Winifred arrives at the house and, posing as the maid, devises a clever scheme to outwit the detective Mulcahy, hired by Hamilton to prevent any attempt at taking the boy. Concealing Sonny Boy in a clothes basket, she dupes the detective into carrying the child right out of the house.

At the train station, Winifred overhears Hamilton's lawyer, Crandall Thorpe, mention that his apartment will be vacant for a few days. Seizing the opportunity, she gains entry to the apartment by pretending to be Thorpe's wife. But things get complicated when Thorpe's unsuspecting parents arrive for a visit, forcing Winifred to keep up the ruse.

When Thorpe unexpectedly returns, having been recalled by Hamilton, he immediately suspects something is amiss.

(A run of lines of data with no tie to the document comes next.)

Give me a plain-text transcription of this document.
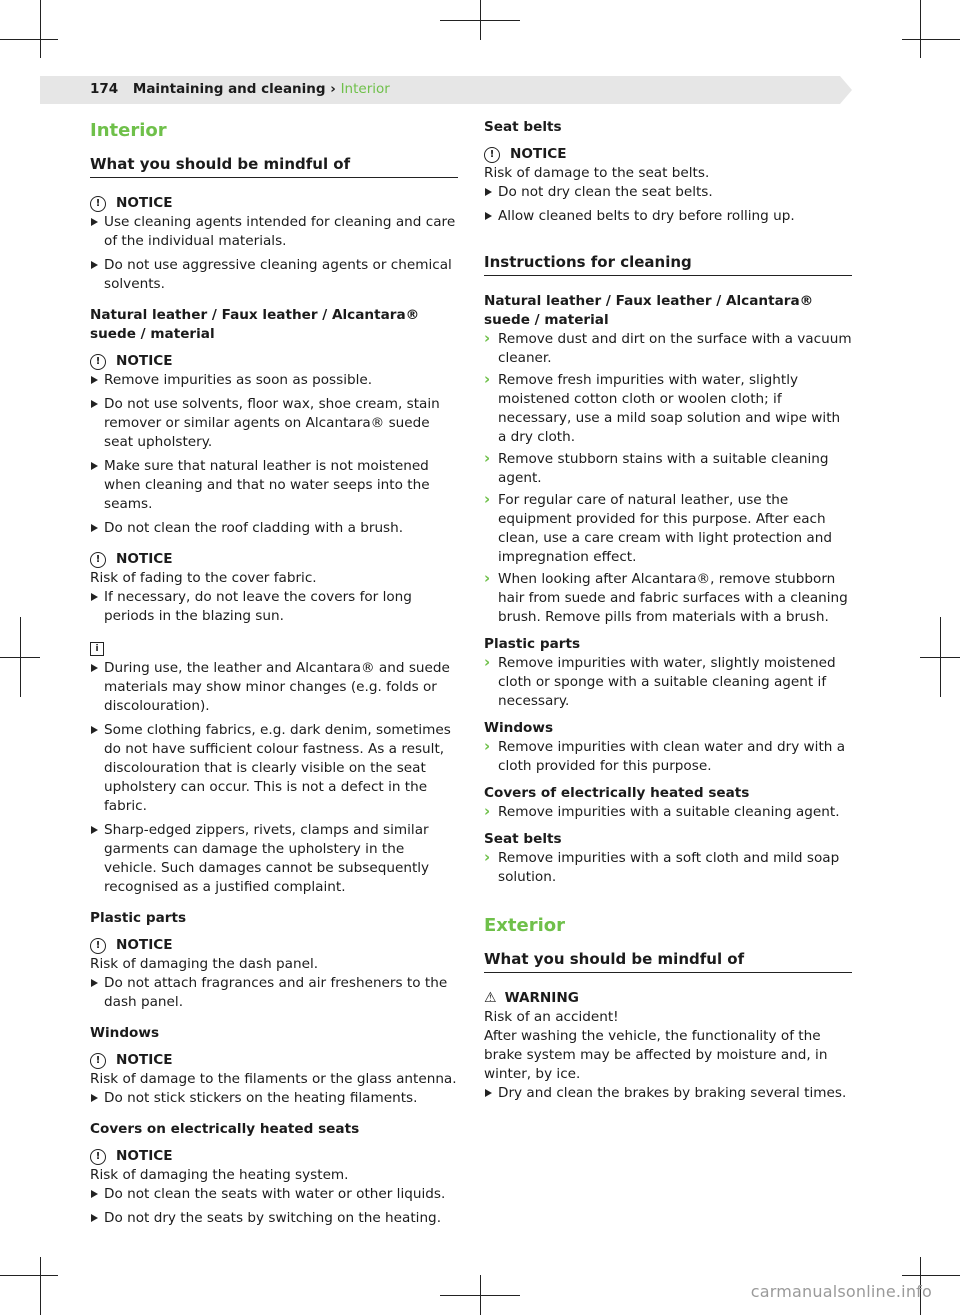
174 Maintaining and cleaning › Interior
Interior
What you should be mindful of
!	NOTICE
Use cleaning agents intended for cleaning and care of the individual materials.
Do not use aggressive cleaning agents or chemical solvents.
Natural leather / Faux leather / Alcantara® suede / material
!	NOTICE
Remove impurities as soon as possible.
Do not use solvents, floor wax, shoe cream, stain remover or similar agents on Alcantara® suede seat upholstery.
Make sure that natural leather is not moistened when cleaning and that no water seeps into the seams.
Do not clean the roof cladding with a brush.
!	NOTICE

Risk of fading to the cover fabric.

If necessary, do not leave the covers for long periods in the blazing sun.
i
During use, the leather and Alcantara® and suede materials may show minor changes (e.g. folds or discolouration).
Some clothing fabrics, e.g. dark denim, sometimes do not have sufficient colour fastness. As a result, discolouration that is clearly visible on the seat upholstery can occur. This is not a defect in the fabric.
Sharp-edged zippers, rivets, clamps and similar garments can damage the upholstery in the vehicle. Such damages cannot be subsequently recognised as a justified complaint.
Plastic parts
!	NOTICE

Risk of damaging the dash panel.

Do not attach fragrances and air fresheners to the dash panel.
Windows
!	NOTICE

Risk of damage to the filaments or the glass antenna.

Do not stick stickers on the heating filaments.
Covers on electrically heated seats
!	NOTICE

Risk of damaging the heating system.

Do not clean the seats with water or other liquids.
Do not dry the seats by switching on the heating.
Seat belts
!	NOTICE

Risk of damage to the seat belts.

Do not dry clean the seat belts.
Allow cleaned belts to dry before rolling up.
Instructions for cleaning
Natural leather / Faux leather / Alcantara® suede / material
› Remove dust and dirt on the surface with a vacuum cleaner.
› Remove fresh impurities with water, slightly moistened cotton cloth or woolen cloth; if necessary, use a mild soap solution and wipe with a dry cloth.
› Remove stubborn stains with a suitable cleaning agent.
› For regular care of natural leather, use the equipment provided for this purpose. After each clean, use a care cream with light protection and impregnation effect.
› When looking after Alcantara®, remove stubborn hair from suede and fabric surfaces with a cleaning brush. Remove pills from materials with a brush.
Plastic parts
› Remove impurities with water, slightly moistened cloth or sponge with a suitable cleaning agent if necessary.
Windows
› Remove impurities with clean water and dry with a cloth provided for this purpose.
Covers of electrically heated seats
› Remove impurities with a suitable cleaning agent.
Seat belts
› Remove impurities with a soft cloth and mild soap solution.
Exterior
What you should be mindful of
⚠ WARNING
Risk of an accident!
After washing the vehicle, the functionality of the brake system may be affected by moisture and, in winter, by ice.
Dry and clean the brakes by braking several times.
carmanualsonline.info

Though he quickly realizes that Winifred is not his wife, her identity remains a mystery until he overhears a phone call to Mary.

Mary soon arrives at the apartment, followed closely by Hamilton, who jumps to the wrong conclusion and attacks Thorpe, thinking his wife has planned a rendezvous with the attorney.

Meanwhile, Winifred had decided to take the boy and flee only to find he had left the apartment. She eventually finds Sonny Boy who had seen an interesting theater marquee, climbed down the fire escape, and had gone to the movies. The appearance of Winifred and Sonny Boy back at the apartment clears the air, revealing the truth about why Mary is at Thorpe's apartment.

With the confusion resolved, Mary and Hamilton reconcile, and Thorpe's parents, thoroughly charmed by Winifred, summon a clergyman to unite their son with the clever young woman who had so convincingly pretended to be his wife. In the last few scenes, Sonny Boy sings a rousing rendition of the hit song "Sonny Boy" that he heard at the movies.

==Cast==
- Davey Lee as Sonny Boy
- Betty Bronson as Aunt Winigred Canfield
- Edward Everett Horton as Crandall Thorpe
- Gertrude Olmstead as Mary
- John T. Murray as Hamilton
- Tom Dugan as Mulcahy
- Lucy Beaumont as Mother Thorpe
- Edmund Breese as Thorpe
- Jed Prouty as Phil
- Richard Talmadge

==Reception==
According to Warner Bros records, the film earned $838,000 domestically and $234,000 foreign.

==Preservation status==
According to silentera.com, a print of Sonny Boy exists.